How many prospects visiting your website have never heard of your company before? If you’re a household name, the number might be very small, but for most businesses, it will be alarmingly high, especially if you’re in a competitive market and they’ve found you just by typing “widget suppliers” into Google.

Of course, your website analytics can tell you how many visitors have never been to your site before, but that’s not the same as knowing how many hadn’t previously heard of you. That’s a figure you’ll probably never know, but it’s bound to be significant.

So what do we need to say to these people? I think there are three things which it’s essential to convey at a glance. The first is simply who you are and what you do. Look how Stowlin Croftshaw, Krüss or Control Integration have website designs which instantly lead the eye to the company name (shown clearly), a statement of what they do, and – if relevant – where they operate. That should all take place in the first second of a prospect visiting your website.

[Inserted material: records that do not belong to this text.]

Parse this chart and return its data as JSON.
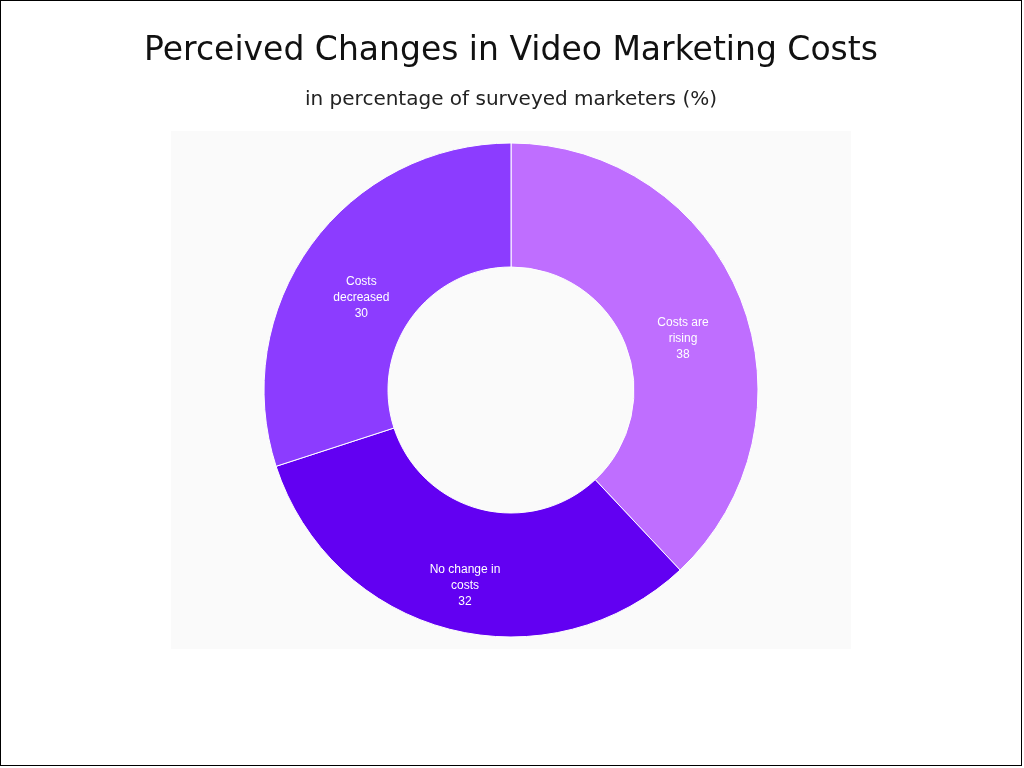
{
  "chart_data": {
    "type": "donut",
    "title": "Perceived Changes in Video Marketing Costs",
    "subtitle": "in percentage of surveyed marketers (%)",
    "categories": [
      "Costs are rising",
      "No change in costs",
      "Costs decreased"
    ],
    "values": [
      38,
      32,
      30
    ],
    "colors": [
      "#bf6eff",
      "#6200f2",
      "#8c3cff"
    ],
    "data_labels": true,
    "legend": false
  }
}
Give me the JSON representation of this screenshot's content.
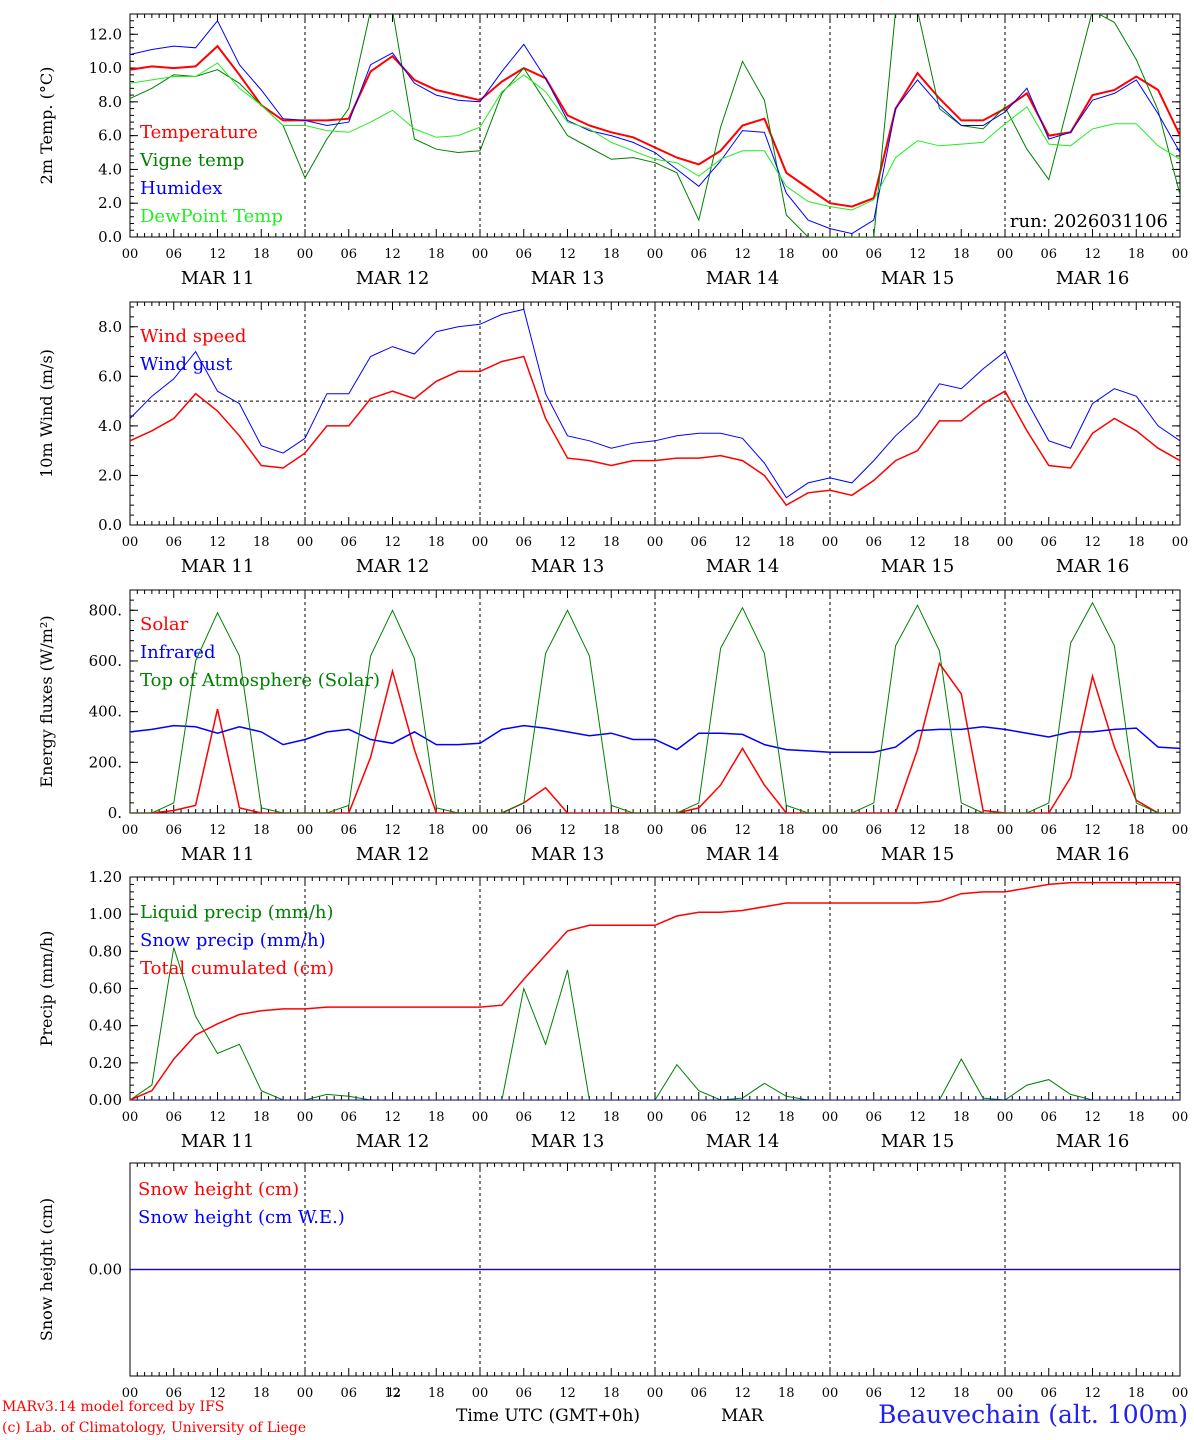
{
  "run_label": "run: 2026031106",
  "x_hour_ticks": [
    "00",
    "06",
    "12",
    "18"
  ],
  "days": [
    "MAR 11",
    "MAR 12",
    "MAR 13",
    "MAR 14",
    "MAR 15",
    "MAR 16"
  ],
  "colors": {
    "red": "#ff0000",
    "green": "#008000",
    "blue": "#0000ff",
    "lightgreen": "#22ee22",
    "station": "#2222ee"
  },
  "chart_data": [
    {
      "type": "line",
      "title": "2m Temp.",
      "ylabel": "2m Temp. (°C)",
      "ylim": [
        0,
        13.2
      ],
      "yticks": [
        "0.0",
        "2.0",
        "4.0",
        "6.0",
        "8.0",
        "10.0",
        "12.0"
      ],
      "ytick_values": [
        0,
        2,
        4,
        6,
        8,
        10,
        12
      ],
      "x_hours": [
        0,
        3,
        6,
        9,
        12,
        15,
        18,
        21,
        24,
        27,
        30,
        33,
        36,
        39,
        42,
        45,
        48,
        51,
        54,
        57,
        60,
        63,
        66,
        69,
        72,
        75,
        78,
        81,
        84,
        87,
        90,
        93,
        96,
        99,
        102,
        105,
        108,
        111,
        114,
        117,
        120,
        123,
        126,
        129,
        132,
        135,
        138,
        141,
        144
      ],
      "series": [
        {
          "name": "Temperature",
          "color": "red",
          "width": 2,
          "values": [
            9.9,
            10.1,
            10.0,
            10.1,
            11.3,
            9.6,
            7.8,
            6.9,
            6.9,
            6.9,
            7.0,
            9.8,
            10.7,
            9.3,
            8.7,
            8.4,
            8.1,
            9.2,
            10.0,
            9.4,
            7.2,
            6.6,
            6.2,
            5.9,
            5.3,
            4.7,
            4.3,
            5.1,
            6.6,
            7.0,
            3.8,
            2.9,
            2.0,
            1.8,
            2.3,
            7.6,
            9.7,
            8.2,
            6.9,
            6.9,
            7.6,
            8.5,
            6.0,
            6.2,
            8.4,
            8.7,
            9.5,
            8.7,
            6.0
          ]
        },
        {
          "name": "Vigne temp",
          "color": "green",
          "width": 1,
          "values": [
            8.2,
            8.8,
            9.6,
            9.5,
            9.9,
            9.1,
            7.8,
            6.6,
            3.5,
            5.8,
            7.6,
            13.4,
            13.4,
            5.8,
            5.2,
            5.0,
            5.1,
            8.5,
            10.0,
            8.0,
            6.0,
            5.3,
            4.6,
            4.7,
            4.4,
            3.8,
            1.0,
            6.5,
            10.4,
            8.1,
            1.3,
            0.0,
            0.0,
            0.0,
            0.0,
            13.4,
            13.4,
            7.6,
            6.6,
            6.4,
            7.7,
            5.2,
            3.4,
            8.4,
            13.4,
            12.7,
            10.5,
            7.5,
            2.5
          ]
        },
        {
          "name": "Humidex",
          "color": "blue",
          "width": 1,
          "values": [
            10.8,
            11.1,
            11.3,
            11.2,
            12.8,
            10.2,
            8.7,
            7.0,
            6.9,
            6.6,
            6.8,
            10.2,
            10.9,
            9.1,
            8.4,
            8.1,
            8.0,
            9.8,
            11.4,
            9.4,
            6.9,
            6.3,
            6.0,
            5.6,
            5.0,
            4.0,
            3.0,
            4.5,
            6.3,
            6.2,
            2.6,
            1.0,
            0.5,
            0.2,
            1.0,
            7.6,
            9.3,
            7.8,
            6.6,
            6.6,
            7.4,
            8.8,
            5.8,
            6.2,
            8.1,
            8.5,
            9.3,
            7.3,
            5.0
          ]
        },
        {
          "name": "DewPoint Temp",
          "color": "lightgreen",
          "width": 1,
          "values": [
            9.1,
            9.3,
            9.5,
            9.5,
            10.3,
            8.8,
            7.8,
            6.6,
            6.6,
            6.3,
            6.2,
            6.8,
            7.5,
            6.4,
            5.9,
            6.0,
            6.5,
            8.6,
            9.6,
            8.6,
            6.8,
            6.4,
            5.6,
            5.1,
            4.6,
            4.4,
            3.6,
            4.6,
            5.1,
            5.1,
            3.0,
            2.1,
            1.8,
            1.6,
            2.2,
            4.7,
            5.7,
            5.4,
            5.5,
            5.6,
            6.7,
            7.7,
            5.5,
            5.4,
            6.4,
            6.7,
            6.7,
            5.4,
            4.6
          ]
        }
      ],
      "annotation": "run: 2026031106"
    },
    {
      "type": "line",
      "title": "10m Wind",
      "ylabel": "10m Wind (m/s)",
      "ylim": [
        0,
        9.0
      ],
      "yticks": [
        "0.0",
        "2.0",
        "4.0",
        "6.0",
        "8.0"
      ],
      "ytick_values": [
        0,
        2,
        4,
        6,
        8
      ],
      "reference_line": 5.0,
      "x_hours": [
        0,
        3,
        6,
        9,
        12,
        15,
        18,
        21,
        24,
        27,
        30,
        33,
        36,
        39,
        42,
        45,
        48,
        51,
        54,
        57,
        60,
        63,
        66,
        69,
        72,
        75,
        78,
        81,
        84,
        87,
        90,
        93,
        96,
        99,
        102,
        105,
        108,
        111,
        114,
        117,
        120,
        123,
        126,
        129,
        132,
        135,
        138,
        141,
        144
      ],
      "series": [
        {
          "name": "Wind speed",
          "color": "red",
          "width": 1.5,
          "values": [
            3.4,
            3.8,
            4.3,
            5.3,
            4.6,
            3.6,
            2.4,
            2.3,
            2.9,
            4.0,
            4.0,
            5.1,
            5.4,
            5.1,
            5.8,
            6.2,
            6.2,
            6.6,
            6.8,
            4.3,
            2.7,
            2.6,
            2.4,
            2.6,
            2.6,
            2.7,
            2.7,
            2.8,
            2.6,
            2.0,
            0.8,
            1.3,
            1.4,
            1.2,
            1.8,
            2.6,
            3.0,
            4.2,
            4.2,
            4.9,
            5.4,
            3.8,
            2.4,
            2.3,
            3.7,
            4.3,
            3.8,
            3.1,
            2.6
          ]
        },
        {
          "name": "Wind gust",
          "color": "blue",
          "width": 1,
          "values": [
            4.3,
            5.2,
            5.9,
            7.0,
            5.4,
            4.9,
            3.2,
            2.9,
            3.5,
            5.3,
            5.3,
            6.8,
            7.2,
            6.9,
            7.8,
            8.0,
            8.1,
            8.5,
            8.7,
            5.3,
            3.6,
            3.4,
            3.1,
            3.3,
            3.4,
            3.6,
            3.7,
            3.7,
            3.5,
            2.5,
            1.1,
            1.7,
            1.9,
            1.7,
            2.6,
            3.6,
            4.4,
            5.7,
            5.5,
            6.3,
            7.0,
            5.0,
            3.4,
            3.1,
            4.9,
            5.5,
            5.2,
            4.0,
            3.4
          ]
        }
      ]
    },
    {
      "type": "line",
      "title": "Energy fluxes",
      "ylabel": "Energy fluxes (W/m²)",
      "ylim": [
        0,
        880
      ],
      "yticks": [
        "0.",
        "200.",
        "400.",
        "600.",
        "800."
      ],
      "ytick_values": [
        0,
        200,
        400,
        600,
        800
      ],
      "x_hours": [
        0,
        3,
        6,
        9,
        12,
        15,
        18,
        21,
        24,
        27,
        30,
        33,
        36,
        39,
        42,
        45,
        48,
        51,
        54,
        57,
        60,
        63,
        66,
        69,
        72,
        75,
        78,
        81,
        84,
        87,
        90,
        93,
        96,
        99,
        102,
        105,
        108,
        111,
        114,
        117,
        120,
        123,
        126,
        129,
        132,
        135,
        138,
        141,
        144
      ],
      "series": [
        {
          "name": "Solar",
          "color": "red",
          "width": 1.5,
          "values": [
            0,
            0,
            10,
            30,
            410,
            20,
            0,
            0,
            0,
            0,
            0,
            220,
            560,
            250,
            0,
            0,
            0,
            0,
            40,
            100,
            0,
            0,
            0,
            0,
            0,
            0,
            20,
            110,
            255,
            110,
            0,
            0,
            0,
            0,
            0,
            0,
            250,
            590,
            470,
            10,
            0,
            0,
            0,
            140,
            540,
            260,
            50,
            0,
            0
          ]
        },
        {
          "name": "Infrared",
          "color": "blue",
          "width": 1.5,
          "values": [
            320,
            330,
            345,
            340,
            315,
            340,
            320,
            270,
            290,
            320,
            330,
            290,
            275,
            320,
            270,
            270,
            275,
            330,
            345,
            335,
            320,
            305,
            315,
            290,
            290,
            250,
            315,
            315,
            310,
            270,
            250,
            245,
            240,
            240,
            240,
            260,
            325,
            330,
            330,
            340,
            330,
            315,
            300,
            320,
            320,
            330,
            335,
            260,
            255
          ]
        },
        {
          "name": "Top of Atmosphere (Solar)",
          "color": "green",
          "width": 1,
          "values": [
            0,
            0,
            40,
            600,
            790,
            620,
            20,
            0,
            0,
            0,
            30,
            620,
            800,
            610,
            20,
            0,
            0,
            0,
            40,
            630,
            800,
            620,
            30,
            0,
            0,
            0,
            40,
            650,
            810,
            630,
            30,
            0,
            0,
            0,
            40,
            660,
            820,
            640,
            40,
            0,
            0,
            0,
            40,
            670,
            830,
            660,
            40,
            0,
            0
          ]
        }
      ]
    },
    {
      "type": "line",
      "title": "Precip",
      "ylabel": "Precip (mm/h)",
      "ylim": [
        0,
        1.2
      ],
      "yticks": [
        "0.00",
        "0.20",
        "0.40",
        "0.60",
        "0.80",
        "1.00",
        "1.20"
      ],
      "ytick_values": [
        0,
        0.2,
        0.4,
        0.6,
        0.8,
        1.0,
        1.2
      ],
      "x_hours": [
        0,
        3,
        6,
        9,
        12,
        15,
        18,
        21,
        24,
        27,
        30,
        33,
        36,
        39,
        42,
        45,
        48,
        51,
        54,
        57,
        60,
        63,
        66,
        69,
        72,
        75,
        78,
        81,
        84,
        87,
        90,
        93,
        96,
        99,
        102,
        105,
        108,
        111,
        114,
        117,
        120,
        123,
        126,
        129,
        132,
        135,
        138,
        141,
        144
      ],
      "series": [
        {
          "name": "Liquid precip (mm/h)",
          "color": "green",
          "width": 1,
          "values": [
            0.0,
            0.08,
            0.82,
            0.45,
            0.25,
            0.3,
            0.05,
            0.0,
            0.0,
            0.03,
            0.02,
            0.0,
            0.0,
            0.0,
            0.0,
            0.0,
            0.0,
            0.0,
            0.6,
            0.3,
            0.7,
            0.0,
            0.0,
            0.0,
            0.0,
            0.19,
            0.05,
            0.0,
            0.01,
            0.09,
            0.02,
            0.0,
            0.0,
            0.0,
            0.0,
            0.0,
            0.0,
            0.0,
            0.22,
            0.01,
            0.0,
            0.08,
            0.11,
            0.03,
            0.0,
            0.0,
            0.0,
            0.0,
            0.0
          ]
        },
        {
          "name": "Snow precip (mm/h)",
          "color": "blue",
          "width": 1,
          "values": [
            0,
            0,
            0,
            0,
            0,
            0,
            0,
            0,
            0,
            0,
            0,
            0,
            0,
            0,
            0,
            0,
            0,
            0,
            0,
            0,
            0,
            0,
            0,
            0,
            0,
            0,
            0,
            0,
            0,
            0,
            0,
            0,
            0,
            0,
            0,
            0,
            0,
            0,
            0,
            0,
            0,
            0,
            0,
            0,
            0,
            0,
            0,
            0,
            0
          ]
        },
        {
          "name": "Total cumulated (cm)",
          "color": "red",
          "width": 1.5,
          "values": [
            0.0,
            0.05,
            0.22,
            0.35,
            0.41,
            0.46,
            0.48,
            0.49,
            0.49,
            0.5,
            0.5,
            0.5,
            0.5,
            0.5,
            0.5,
            0.5,
            0.5,
            0.51,
            0.65,
            0.78,
            0.91,
            0.94,
            0.94,
            0.94,
            0.94,
            0.99,
            1.01,
            1.01,
            1.02,
            1.04,
            1.06,
            1.06,
            1.06,
            1.06,
            1.06,
            1.06,
            1.06,
            1.07,
            1.11,
            1.12,
            1.12,
            1.14,
            1.16,
            1.17,
            1.17,
            1.17,
            1.17,
            1.17,
            1.17
          ]
        }
      ]
    },
    {
      "type": "line",
      "title": "Snow height",
      "ylabel": "Snow height (cm)",
      "ylim": [
        -1,
        1
      ],
      "yticks": [
        "0.00"
      ],
      "ytick_values": [
        0
      ],
      "x_hours": [
        0,
        144
      ],
      "series": [
        {
          "name": "Snow height (cm)",
          "color": "red",
          "width": 1.2,
          "values": [
            0,
            0
          ]
        },
        {
          "name": "Snow height (cm W.E.)",
          "color": "blue",
          "width": 1.2,
          "values": [
            0,
            0
          ]
        }
      ]
    }
  ],
  "footer": {
    "model_line": "MARv3.14 model forced by IFS",
    "credit_line": "(c) Lab. of Climatology, University of Liege",
    "time_axis": "Time UTC (GMT+0h)",
    "month": "MAR",
    "small_hour": "12",
    "station": "Beauvechain (alt. 100m)"
  }
}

Simultaneously, the website needs to imply, by its design, that you could be the sort of organisation a prospect would want to do business with. Now that even your local kebab shop has a great-looking website, it’s hard to use design alone to position yourself as a serious professional company. But it’s easy to look like a garden-shed operation with outdated design.

Finally, you need to answer the question all visitors who’ve never heard of you are going to be thinking, which is: can I trust these people? Assuming you’ve kept their attention past the first second, the one sure way to do this is to demonstrate that you’ve been in business a while and have existing customers (assuming that either or both of those are true). I always think the best way of communicating this quickly is the string of customer logos, but if that’s too hard to organise, why not link directly to some case studies you’ve got on the site? “As used by” is a hugely undervalued marketing phrase. Failing that, at least just state prominently anything which might inspire confidence, such as: “Over 2,000 customers in the UK” or “Supplying widgets to the UK engineering sector for 25 years”.

First impressions are everything, and you have just a couple of seconds to convince skeptical prospects who haven’t heard of you before that they’ve just made a great discovery.